The bottom line, according to Media Matters, is that religious conservatives were "quoted, mentioned or interviewed" 2.8 times more often than liberals. The study focused on coverage between the 2004 election – the "values voters" earthquake – and the end of 2006. It focused on coverage in major secular newspapers, the three major broadcast television networks, major cable news channels and PBS.

With a few exceptions, the study contrasted the coverage of a small circle of evangelical Protestants with the coverage of a more complex list of liberal mainline Protestants, progressive evangelicals and others.

The 10 conservatives included James Dobson of Focus on the Family, Charles Colson of Prison Fellowship, Franklin Graham of the Billy Graham Evangelistic Association, Richard Land of the Southern Baptist Convention's Ethics & Religious Liberty Commission, Pat Robertson of the Christian Broadcasting Network and the late Jerry Falwell, founder of the Moral Majority.

The 10 liberals and "progressives" included Robert Edgar of the National Council of Churches of Christ, C. Weldon Gaddy of the Interfaith Alliance, Rabbi David Saperstein of the Religious Action Center of Reform Judaism, Jesse Jackson of the Rainbow Coalition and Jim Wallis of Sojourners.

Were these lists fair representations of a spectrum of beliefs on either the left or the right?

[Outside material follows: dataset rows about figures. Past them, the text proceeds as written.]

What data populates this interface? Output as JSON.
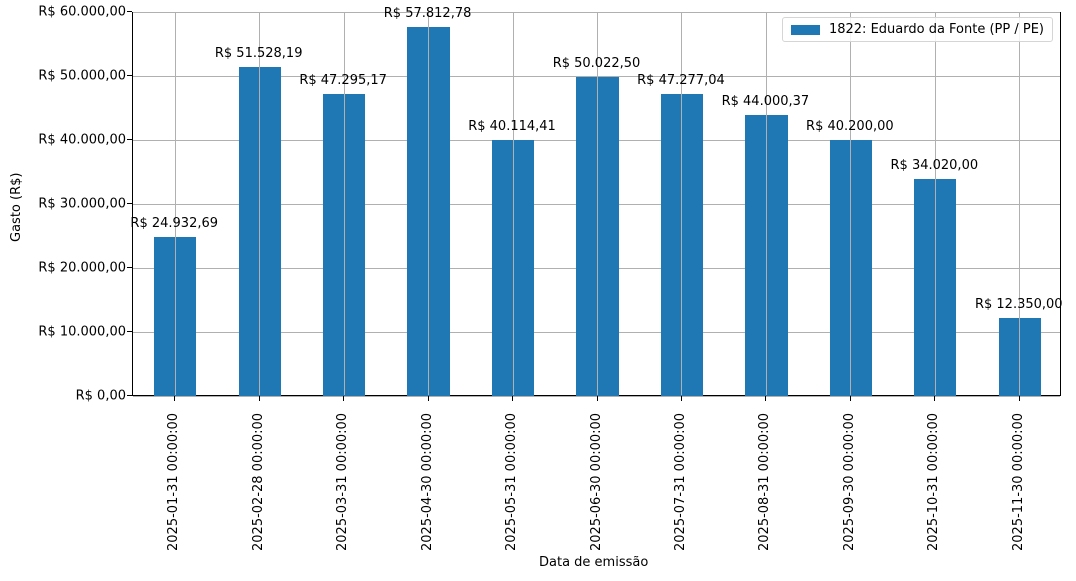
{
  "chart_data": {
    "type": "bar",
    "title": "",
    "xlabel": "Data de emissão",
    "ylabel": "Gasto (R$)",
    "ylim": [
      0,
      60000
    ],
    "grid": true,
    "legend_position": "upper right",
    "categories": [
      "2025-01-31 00:00:00",
      "2025-02-28 00:00:00",
      "2025-03-31 00:00:00",
      "2025-04-30 00:00:00",
      "2025-05-31 00:00:00",
      "2025-06-30 00:00:00",
      "2025-07-31 00:00:00",
      "2025-08-31 00:00:00",
      "2025-09-30 00:00:00",
      "2025-10-31 00:00:00",
      "2025-11-30 00:00:00"
    ],
    "series": [
      {
        "name": "1822: Eduardo da Fonte (PP / PE)",
        "color": "#1f77b4",
        "values": [
          24932.69,
          51528.19,
          47295.17,
          57812.78,
          40114.41,
          50022.5,
          47277.04,
          44000.37,
          40200.0,
          34020.0,
          12350.0
        ]
      }
    ],
    "data_labels": [
      "R$ 24.932,69",
      "R$ 51.528,19",
      "R$ 47.295,17",
      "R$ 57.812,78",
      "R$ 40.114,41",
      "R$ 50.022,50",
      "R$ 47.277,04",
      "R$ 44.000,37",
      "R$ 40.200,00",
      "R$ 34.020,00",
      "R$ 12.350,00"
    ],
    "yticks": [
      0,
      10000,
      20000,
      30000,
      40000,
      50000,
      60000
    ],
    "ytick_labels": [
      "R$ 0,00",
      "R$ 10.000,00",
      "R$ 20.000,00",
      "R$ 30.000,00",
      "R$ 40.000,00",
      "R$ 50.000,00",
      "R$ 60.000,00"
    ]
  }
}
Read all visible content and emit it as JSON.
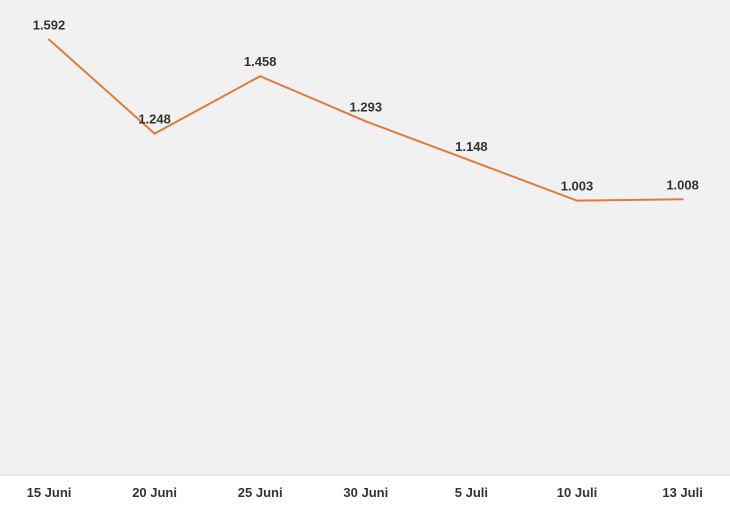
{
  "colors": {
    "plot_background": "#f2f1f1",
    "axis_band_background": "#ffffff",
    "line": "#e07b39",
    "text": "#333333"
  },
  "chart_data": {
    "type": "line",
    "title": "",
    "xlabel": "",
    "ylabel": "",
    "categories": [
      "15 Juni",
      "20 Juni",
      "25 Juni",
      "30 Juni",
      "5 Juli",
      "10 Juli",
      "13 Juli"
    ],
    "values": [
      1592,
      1248,
      1458,
      1293,
      1148,
      1003,
      1008
    ],
    "value_labels": [
      "1.592",
      "1.248",
      "1.458",
      "1.293",
      "1.148",
      "1.003",
      "1.008"
    ],
    "ylim": [
      0,
      1700
    ],
    "grid": false,
    "legend": "none"
  }
}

The conservative list does not, for example, include a representative or two drawn from the ranks of Roman Catholic clergy, Jewish rabbis or doctrinally conservative mainline Protestants. The list on the left is better, but there are glaring omissions – such as Barry Lynn of Americans United for Separation of Church and State or the Episcopal Church's Presiding Bishop Katharine Jefferts Schori.

It is certainly true that leaders on the religious right have drawn more than their share of news coverage during recent decades of American political life. However this raises a crucial question, which is whether religious movements should be judged by the political maneuvers of a handful of outspoken leaders. Should politics always trump doctrine?

Meanwhile, many conservative evangelicals, Catholics, Eastern Orthodox believers and others have to cringe whenever they see themselves represented in the national media by more quotes from Dobson or Robertson. Who are the leaders on the religious left who make other liberals cringe whenever they open their mouths?

So why have a few religious conservatives dominated the news, while religious liberals have been left in the shadows?

For starters, conservative groups have been growing in size and power, while liberal groups – especially mainline Protestant churches – have lost millions of members. Journalists pay special attention to groups that they believe are gaining power.

Journalists also focus on trends that they consider strange, bizarre and even disturbing. Certainly, one of the hottest news stories in the past quarter century of American life has been the rise of the religious right and its political union with the Republican Party. For many elite journalists, this story has resembled the vandals arriving to sack Rome.

One of the nation's top religion writers heard an even more cynical theory to explain this evidence that journalists seem eager to quote conservatives more than liberals when covering religion news.

"Personally, I think there's much truth to what the study claims," said Gary Stern of the Journal News in Westchester, N.Y., in a weblog post. "But why? Some progressive religious leaders have told me one theory: that media people are anti-religion, so they trot out angry, self-righteous, conservative voices who make all religion look bad."